By LYNN BARKER
Front Row Features Film Critic
The raunchy humor of motormouth comedian Kevin Hart reigns in “The Wedding Ringer,” an uneven romp that mixes physical comedy and risqué, low-brow dialogue with a small measure of heart.
Kevin Hart plays Jimmy Callahan who works as a rent-a-best-man. He rescues grooms who simply don’t have any real buddy relationships. Does anybody really work on having a posse of buds that stick for years anymore? Jimmy is amazing at pretending to be BFFs with his clients complete with giving impressive, amazingly personal best man toasts at receptions. Jimmy, who really has no personal friends, keeps his distance from his clients. He gets paid and moves on…alone.
Longtime loser Doug, played by Josh Gad (voice of snowman Olaf in “Frozen” and Steve Wozniak in the film “Jobs”) moved around so much as a kid that he attended 13 schools and never made friends. He still can’t believe that hot Gretchen (Kaley Cuoco-Sweeting of “The Big Bang Theory”) is going to marry him. He’s lied to her about having a best man whom he has quickly named Bic Mitchum but he also has no groomsmen … and he needs seven.

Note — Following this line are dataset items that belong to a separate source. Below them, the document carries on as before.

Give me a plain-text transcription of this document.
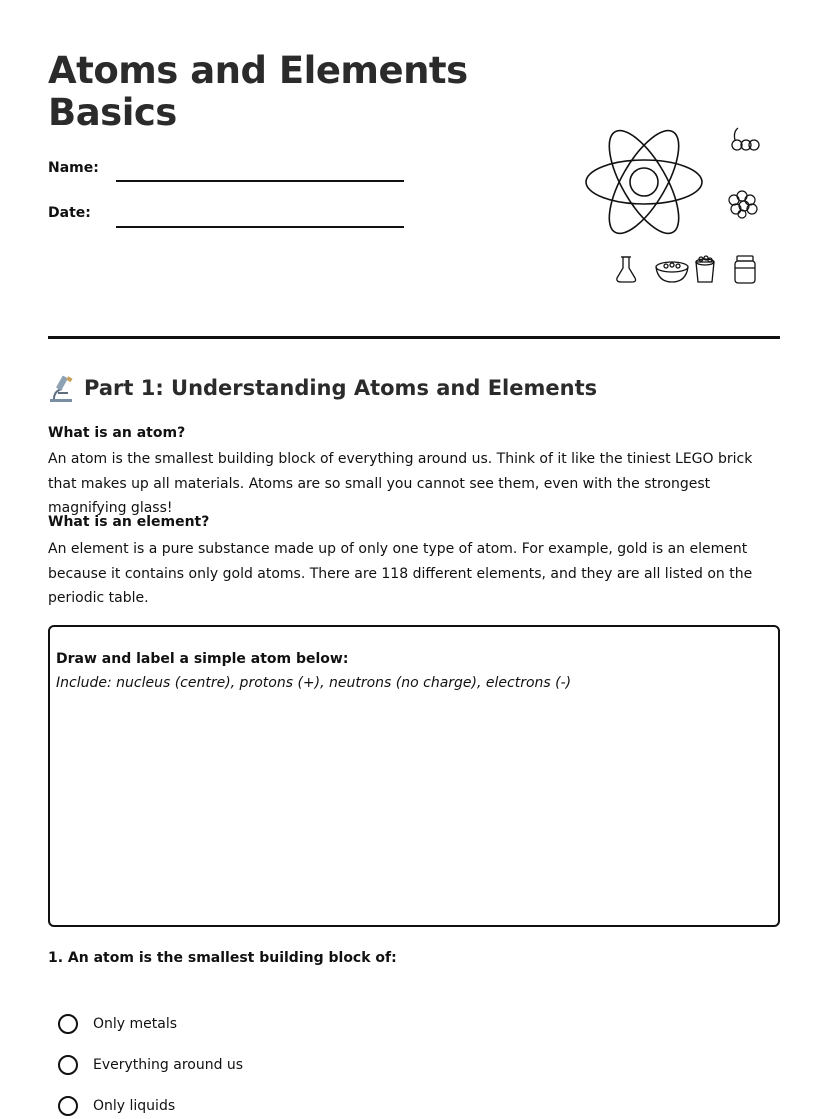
Atoms and Elements Basics
Name:
Date:
Part 1: Understanding Atoms and Elements
What is an atom?

An atom is the smallest building block of everything around us. Think of it like the tiniest LEGO brick that makes up all materials. Atoms are so small you cannot see them, even with the strongest magnifying glass!

What is an element?

An element is a pure substance made up of only one type of atom. For example, gold is an element because it contains only gold atoms. There are 118 different elements, and they are all listed on the periodic table.

Draw and label a simple atom below:
Include: nucleus (centre), protons (+), neutrons (no charge), electrons (-)
1. An atom is the smallest building block of:
Only metals
Everything around us
Only liquids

Doug is a rich accountant who can afford “The Golden Tux,” Jimmy’s most complete groom-assist plan. Jimmy recruits a bizarre crew of groomsmen including a hot guy who stammers, a rapist ex-con, a feisty TSA agent (Affion Crockett) and a wanna-be plumber (Jorge Garcia, “Hurley” from TV’s “Lost” series). The guys have to learn complete fake identities and the group takes a bunch of fake bonding photos with Doug. Each guy perfects blurting out “random words” and doing wedding “tricks” to distract any guest who might think something is fishy with the group of best buds.
Adventures, including a cool dance off and a gross bachelor party that lands Doug in the hospital, increase as we near the wedding day. Will all go smoothly? Will Gretchen go through with it? Will Doug?
As gross and silly as the film is, “The Wedding Ringer” does have a soft center that espouses friendship over fakery. Gad and Hart are believable in the few personal scenes that explore alienation and a need for human beings to buddy up to be happy. It’s this bromance that elevates the film above the “Hangover” films, for example. Gad’s physical comedy capabilities are impressive and garner chuckles.
Gad also shines as the hapless, friendless groom and we briefly see a serious side to Hart that he rarely reveals in his work. He actually shows a bit of “heart” (insert rimshot). Cuoco-Sweeting is less clueless and more heartless than her popular Penny on “Big Bang Theory,” and it works. A silly, gross out bachelor party series of scenes involving a dog, peanut butter and genitalia don’t.
Overall, check taste at the door and you might enjoy “The Wedding Ringer.”